Anmerkung: Die Story bezieht sich auf die Folge "Neue Feinde" (Show and Tell) aus der 2. Staffel. Mehr sollte ich jetzt vielleicht nicht verraten...
Vielen Dank an meine Beta-Leserinnen Anja (die dafür gesorgt hat, dass Lt. Wilson nicht zu kurz kommt) und Greyfinchen (für die superschnelle Korrektur, ihren Tipp bezüglich Jonas und den netten Kommentar).
Inhalt: Während der Rest von SG1 im Weihnachtsurlaub ist, hält Jack O'Neill die Stellung und bekommt besonderen Besuch.
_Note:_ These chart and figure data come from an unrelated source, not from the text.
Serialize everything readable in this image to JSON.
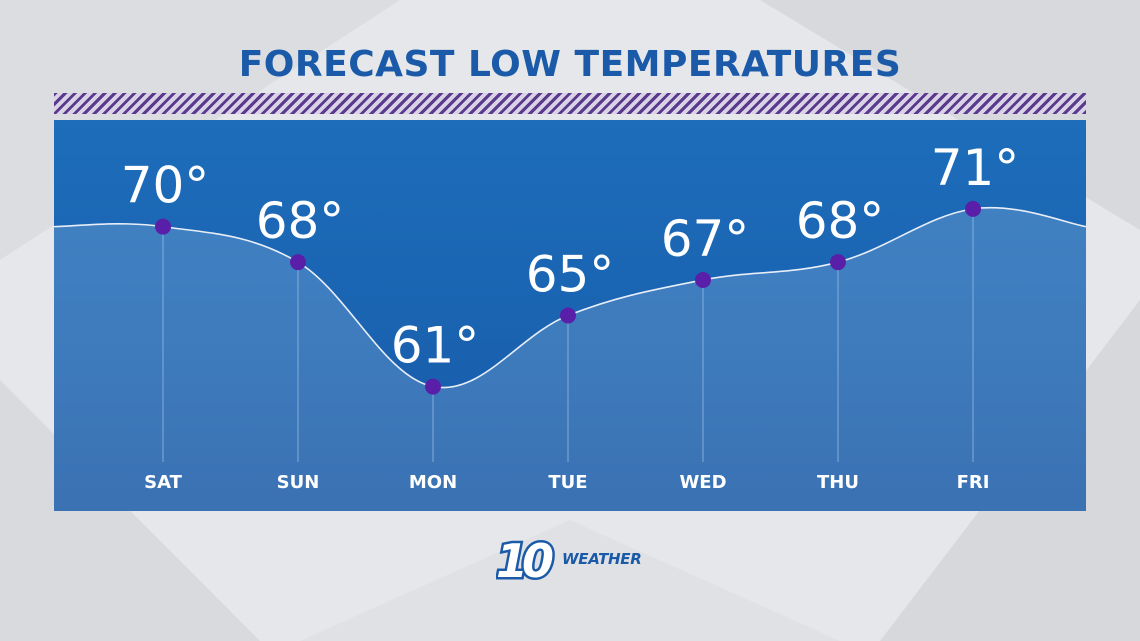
{
  "title": "FORECAST LOW TEMPERATURES",
  "logo": {
    "mark": "10",
    "word": "WEATHER"
  },
  "colors": {
    "title": "#1a5aa8",
    "panel": "#1a63b1",
    "point": "#5a1fa8",
    "line": "#e8eef8",
    "hatch": "#5b3a8e"
  },
  "chart_data": {
    "type": "line",
    "title": "FORECAST LOW TEMPERATURES",
    "categories": [
      "SAT",
      "SUN",
      "MON",
      "TUE",
      "WED",
      "THU",
      "FRI"
    ],
    "values": [
      70,
      68,
      61,
      65,
      67,
      68,
      71
    ],
    "value_labels": [
      "70°",
      "68°",
      "61°",
      "65°",
      "67°",
      "68°",
      "71°"
    ],
    "unit": "°",
    "ylim": [
      54,
      76
    ],
    "grid": false,
    "area_fill": true
  }
}
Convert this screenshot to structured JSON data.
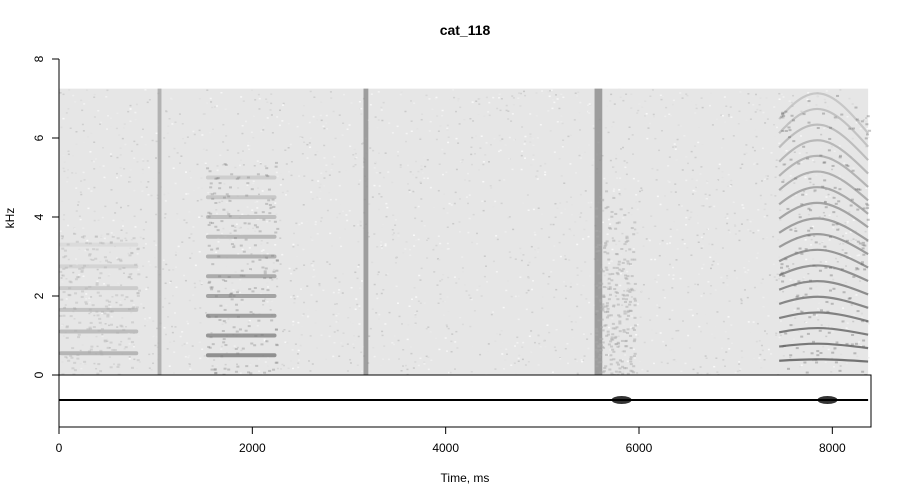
{
  "chart_data": {
    "type": "spectrogram",
    "title": "cat_118",
    "xlabel": "Time, ms",
    "ylabel": "kHz",
    "xlim": [
      0,
      8400
    ],
    "ylim": [
      0,
      8
    ],
    "xticks": [
      0,
      2000,
      4000,
      6000,
      8000
    ],
    "yticks": [
      0,
      2,
      4,
      6,
      8
    ],
    "content_max_khz": 7.25,
    "duration_ms": 8370,
    "colormap": "grayscale (white = low energy, black = high energy)",
    "events": [
      {
        "start_ms": 0,
        "end_ms": 820,
        "kind": "harmonic",
        "f0_khz": 0.55,
        "max_khz": 3.6,
        "intensity": 0.45
      },
      {
        "start_ms": 1020,
        "end_ms": 1060,
        "kind": "transient",
        "max_khz": 7.25,
        "intensity": 0.5
      },
      {
        "start_ms": 1520,
        "end_ms": 2250,
        "kind": "harmonic",
        "f0_khz": 0.5,
        "max_khz": 5.4,
        "intensity": 0.7
      },
      {
        "start_ms": 3150,
        "end_ms": 3200,
        "kind": "transient",
        "max_khz": 7.25,
        "intensity": 0.65
      },
      {
        "start_ms": 5540,
        "end_ms": 5620,
        "kind": "transient",
        "max_khz": 7.25,
        "intensity": 0.65
      },
      {
        "start_ms": 5540,
        "end_ms": 5950,
        "kind": "noise",
        "max_khz": 5.0,
        "intensity": 0.45
      },
      {
        "start_ms": 7450,
        "end_ms": 8370,
        "kind": "harmonic-sweep",
        "f0_khz": 0.4,
        "max_khz": 7.25,
        "intensity": 0.85
      }
    ],
    "oscillogram": {
      "peaks_ms": [
        5820,
        7950
      ],
      "yticks_visible": false
    },
    "colors": {
      "background": "#ffffff",
      "axis": "#000000",
      "waveform": "#000000"
    }
  }
}
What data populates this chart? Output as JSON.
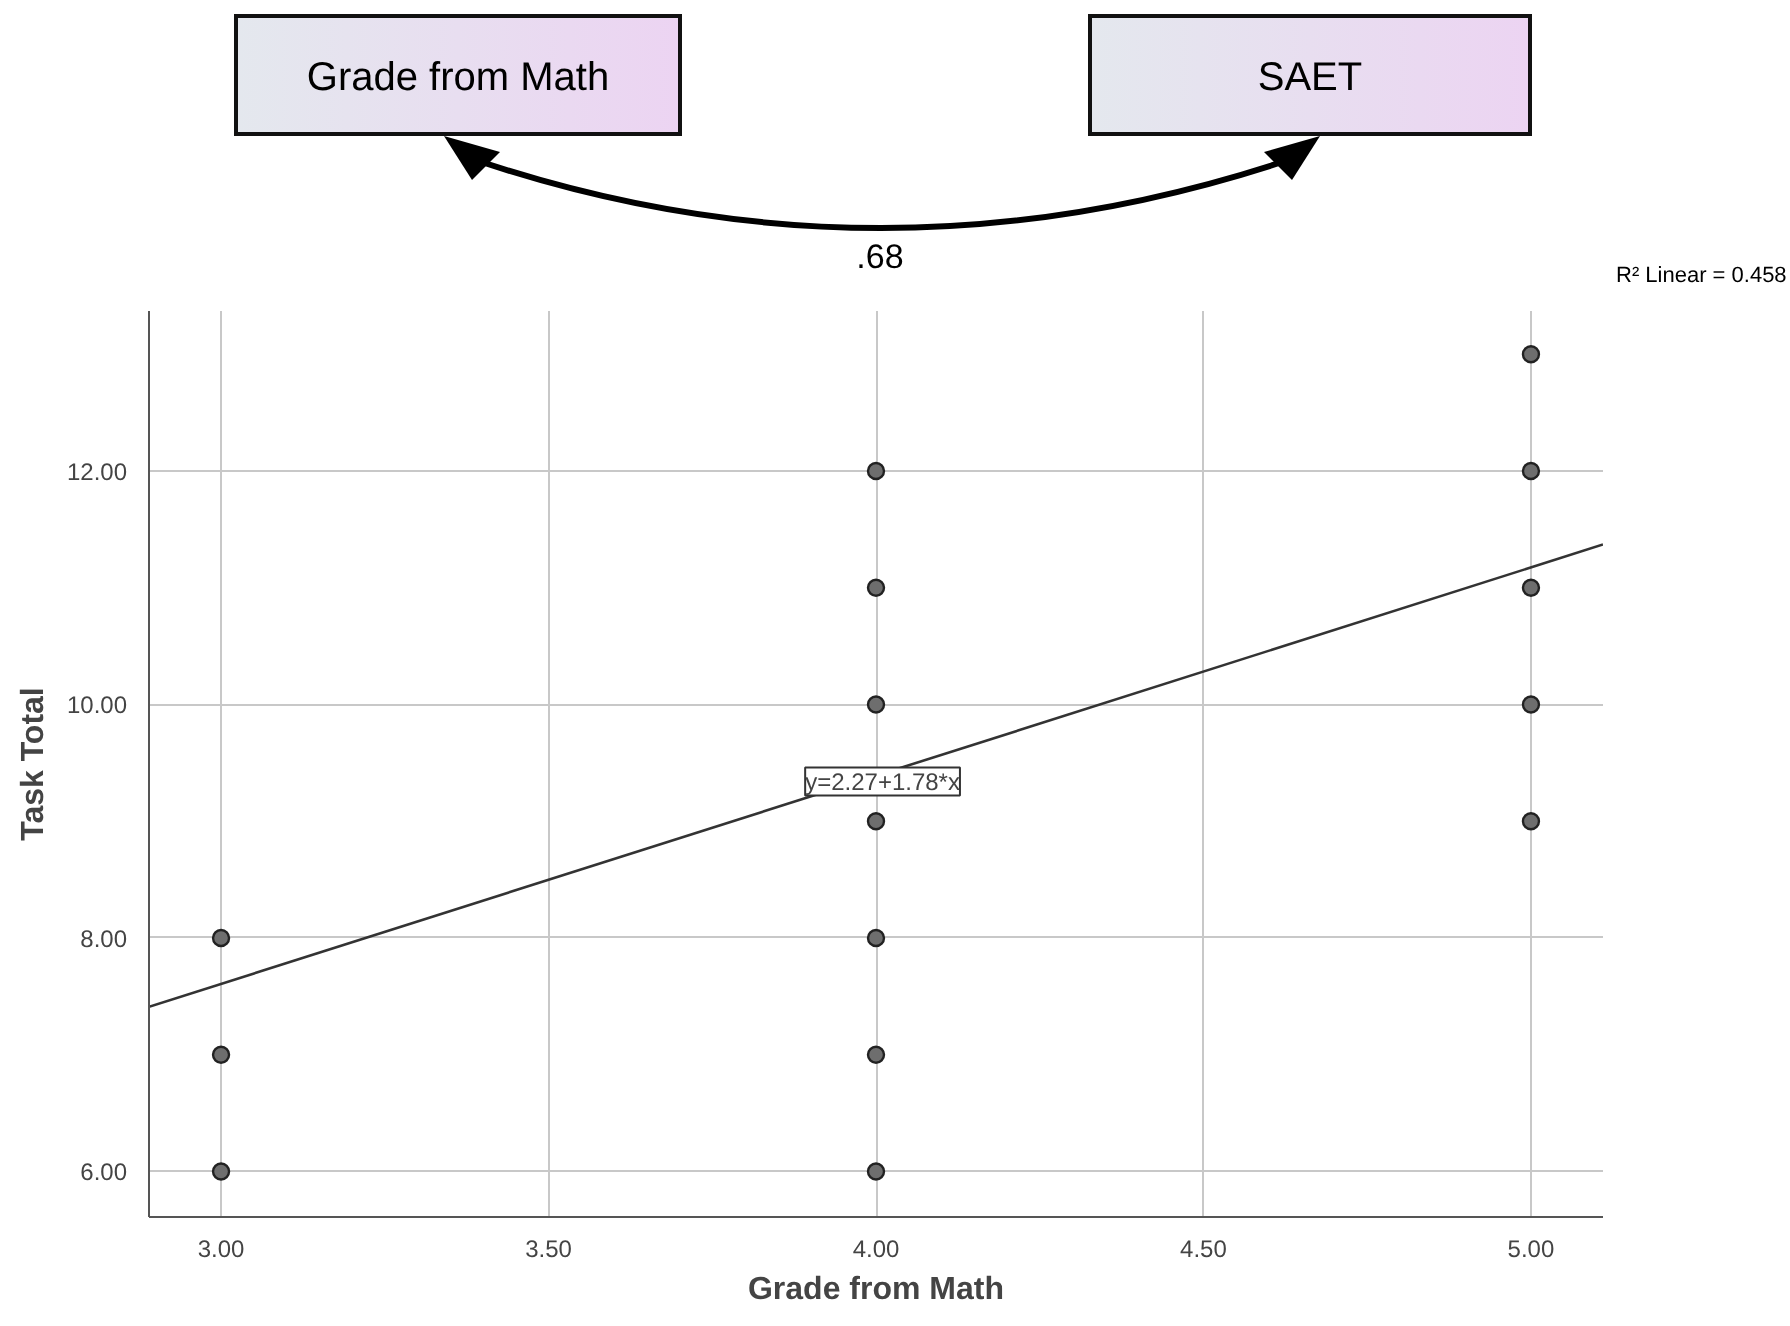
{
  "chart_data": {
    "type": "scatter",
    "xlabel": "Grade from Math",
    "ylabel": "Task Total",
    "xlim": [
      2.89,
      5.11
    ],
    "ylim": [
      5.61,
      13.37
    ],
    "xticks": [
      {
        "value": 3,
        "label": "3.00"
      },
      {
        "value": 3.5,
        "label": "3.50"
      },
      {
        "value": 4,
        "label": "4.00"
      },
      {
        "value": 4.5,
        "label": "4.50"
      },
      {
        "value": 5,
        "label": "5.00"
      }
    ],
    "yticks": [
      {
        "value": 6,
        "label": "6.00"
      },
      {
        "value": 8,
        "label": "8.00"
      },
      {
        "value": 10,
        "label": "10.00"
      },
      {
        "value": 12,
        "label": "12.00"
      }
    ],
    "grid": true,
    "marker": "circle",
    "series": [
      {
        "color": "#6e6e6e",
        "x": [
          3,
          3,
          3,
          4,
          4,
          4,
          4,
          4,
          4,
          4,
          5,
          5,
          5,
          5,
          5
        ],
        "values": [
          6,
          7,
          8,
          6,
          7,
          8,
          9,
          10,
          11,
          12,
          9,
          10,
          11,
          12,
          13
        ]
      },
      {
        "type": "line",
        "marker": "none",
        "color": "#333333",
        "x": [
          2.89,
          5.11
        ],
        "values": [
          7.41,
          11.37
        ]
      }
    ],
    "annotations": [
      "Grade from Math",
      "SAET",
      ".68",
      "R² Linear = 0.458",
      {
        "text": "y=2.27+1.78*x",
        "x": 4.01,
        "y": 9.34
      }
    ]
  }
}
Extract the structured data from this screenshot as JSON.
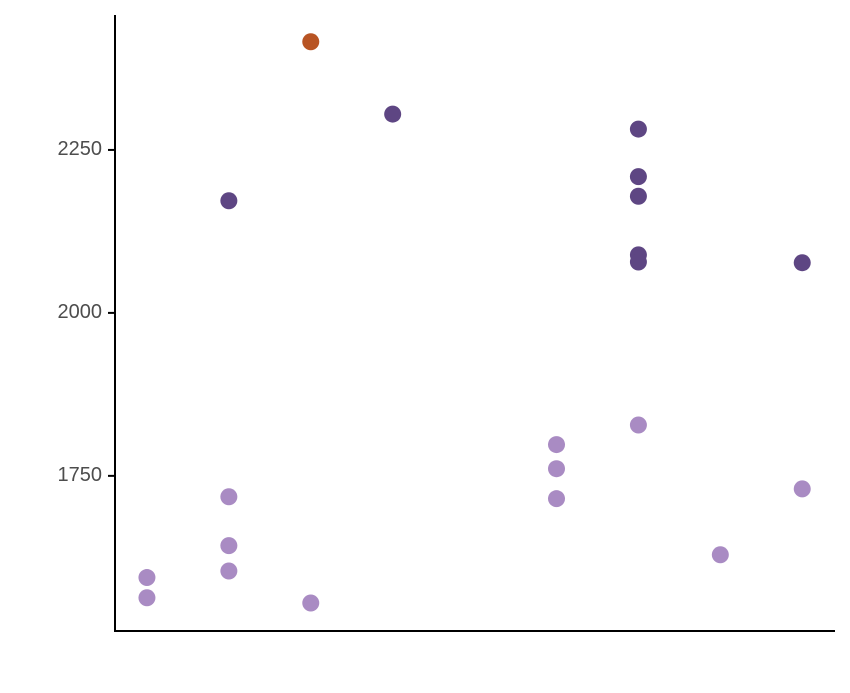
{
  "chart_data": {
    "type": "scatter",
    "series": [
      {
        "color": "#a98bc3",
        "x": [
          1,
          1,
          2,
          2,
          2,
          3,
          6,
          6,
          6,
          7,
          8,
          9
        ],
        "values": [
          1594,
          1563,
          1718,
          1643,
          1604,
          1555,
          1798,
          1761,
          1715,
          1828,
          1629,
          1730
        ]
      },
      {
        "color": "#5e4683",
        "x": [
          2,
          4,
          7,
          7,
          7,
          7,
          7,
          9
        ],
        "values": [
          2172,
          2305,
          2282,
          2209,
          2179,
          2089,
          2078,
          2077
        ]
      },
      {
        "color": "#b85423",
        "x": [
          3
        ],
        "values": [
          2416
        ]
      }
    ],
    "xlim": [
      0.61,
      9.4
    ],
    "ylim": [
      1512,
      2457
    ],
    "yticks": [
      1750,
      2000,
      2250
    ]
  }
}
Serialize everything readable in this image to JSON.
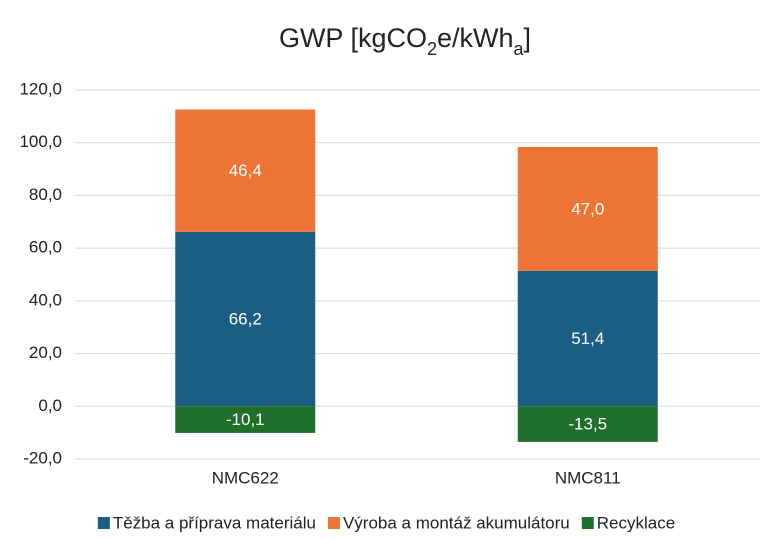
{
  "chart_data": {
    "type": "bar",
    "stacked": true,
    "title": [
      {
        "text": "GWP [kgCO"
      },
      {
        "text": "2",
        "sub": true
      },
      {
        "text": "e/kWh"
      },
      {
        "text": "a",
        "sub": true
      },
      {
        "text": "]"
      }
    ],
    "categories": [
      "NMC622",
      "NMC811"
    ],
    "series": [
      {
        "name": "Těžba a příprava materiálu",
        "color": "#1b5e83",
        "values": [
          66.2,
          51.4
        ],
        "value_labels": [
          "66,2",
          "51,4"
        ]
      },
      {
        "name": "Výroba a montáž akumulátoru",
        "color": "#ed7434",
        "values": [
          46.4,
          47.0
        ],
        "value_labels": [
          "46,4",
          "47,0"
        ]
      },
      {
        "name": "Recyklace",
        "color": "#1f6f2b",
        "values": [
          -10.1,
          -13.5
        ],
        "value_labels": [
          "-10,1",
          "-13,5"
        ]
      }
    ],
    "ylim": [
      -20,
      120
    ],
    "yticks": [
      {
        "value": -20,
        "label": "-20,0"
      },
      {
        "value": 0,
        "label": "0,0"
      },
      {
        "value": 20,
        "label": "20,0"
      },
      {
        "value": 40,
        "label": "40,0"
      },
      {
        "value": 60,
        "label": "60,0"
      },
      {
        "value": 80,
        "label": "80,0"
      },
      {
        "value": 100,
        "label": "100,0"
      },
      {
        "value": 120,
        "label": "120,0"
      }
    ],
    "grid": true,
    "legend": "bottom"
  }
}
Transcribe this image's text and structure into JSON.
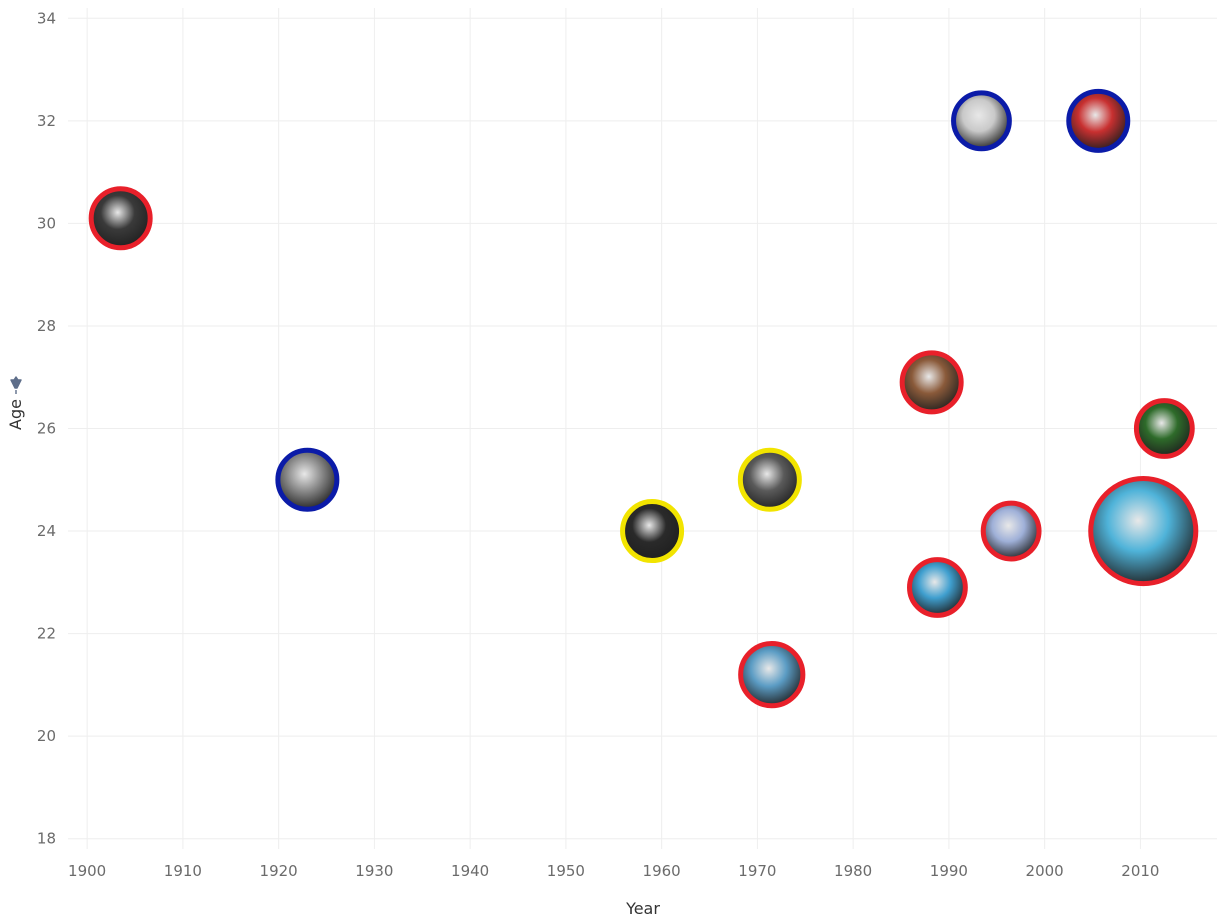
{
  "chart_data": {
    "type": "scatter",
    "xlabel": "Year",
    "ylabel": "Age",
    "xlim": [
      1898,
      2018
    ],
    "ylim": [
      17.8,
      34.2
    ],
    "x_ticks": [
      "1900",
      "1910",
      "1920",
      "1930",
      "1940",
      "1950",
      "1960",
      "1970",
      "1980",
      "1990",
      "2000",
      "2010"
    ],
    "y_ticks": [
      "18",
      "20",
      "22",
      "24",
      "26",
      "28",
      "30",
      "32",
      "34"
    ],
    "grid": true,
    "legend": "none",
    "points": [
      {
        "x": 1903.5,
        "y": 30.1,
        "size": 1.0,
        "ring_color": "#e8202a",
        "photo_tone": "#3a3a3a"
      },
      {
        "x": 1923.0,
        "y": 25.0,
        "size": 1.0,
        "ring_color": "#0b1ba8",
        "photo_tone": "#8c8c8c"
      },
      {
        "x": 1959.0,
        "y": 24.0,
        "size": 1.0,
        "ring_color": "#f2e400",
        "photo_tone": "#2a2a2a"
      },
      {
        "x": 1971.3,
        "y": 25.0,
        "size": 1.0,
        "ring_color": "#f2e400",
        "photo_tone": "#5a5a5a"
      },
      {
        "x": 1971.5,
        "y": 21.2,
        "size": 1.05,
        "ring_color": "#e8202a",
        "photo_tone": "#5b9cc4"
      },
      {
        "x": 1988.2,
        "y": 26.9,
        "size": 1.0,
        "ring_color": "#e8202a",
        "photo_tone": "#8a5a3a"
      },
      {
        "x": 1988.8,
        "y": 22.9,
        "size": 0.95,
        "ring_color": "#e8202a",
        "photo_tone": "#3f9fcf"
      },
      {
        "x": 1993.4,
        "y": 32.0,
        "size": 0.95,
        "ring_color": "#0b1ba8",
        "photo_tone": "#c9c9c9"
      },
      {
        "x": 1996.5,
        "y": 24.0,
        "size": 0.95,
        "ring_color": "#e8202a",
        "photo_tone": "#9fb0d8"
      },
      {
        "x": 2005.6,
        "y": 32.0,
        "size": 1.0,
        "ring_color": "#0b1ba8",
        "photo_tone": "#c83030"
      },
      {
        "x": 2010.3,
        "y": 24.0,
        "size": 1.72,
        "ring_color": "#e8202a",
        "photo_tone": "#4fb3d9"
      },
      {
        "x": 2012.5,
        "y": 26.0,
        "size": 0.95,
        "ring_color": "#e8202a",
        "photo_tone": "#2e6b2a"
      }
    ]
  },
  "colors": {
    "grid": "#eeeeee",
    "tick_label": "#6b6b6b",
    "axis_title": "#333333",
    "pin_icon": "#5e6e8a"
  },
  "icons": {
    "ylabel_pin": "pin-icon"
  }
}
Disclaimer: Alle Charaktere und sämtliche Rechte an SG 1 gehören MGM/UA, World Gekko Corp. Und Double Secret Production. Diese Fanfic wurde lediglich zum Spaß geschrieben und nicht um damit Geld zu verdienen. Jegliche Ähnlichkeiten zu Lebenden und Toten Personen ist zufällig und nicht beabsichtigt. Alle weiteren Charaktere sind Eigentum des Autors.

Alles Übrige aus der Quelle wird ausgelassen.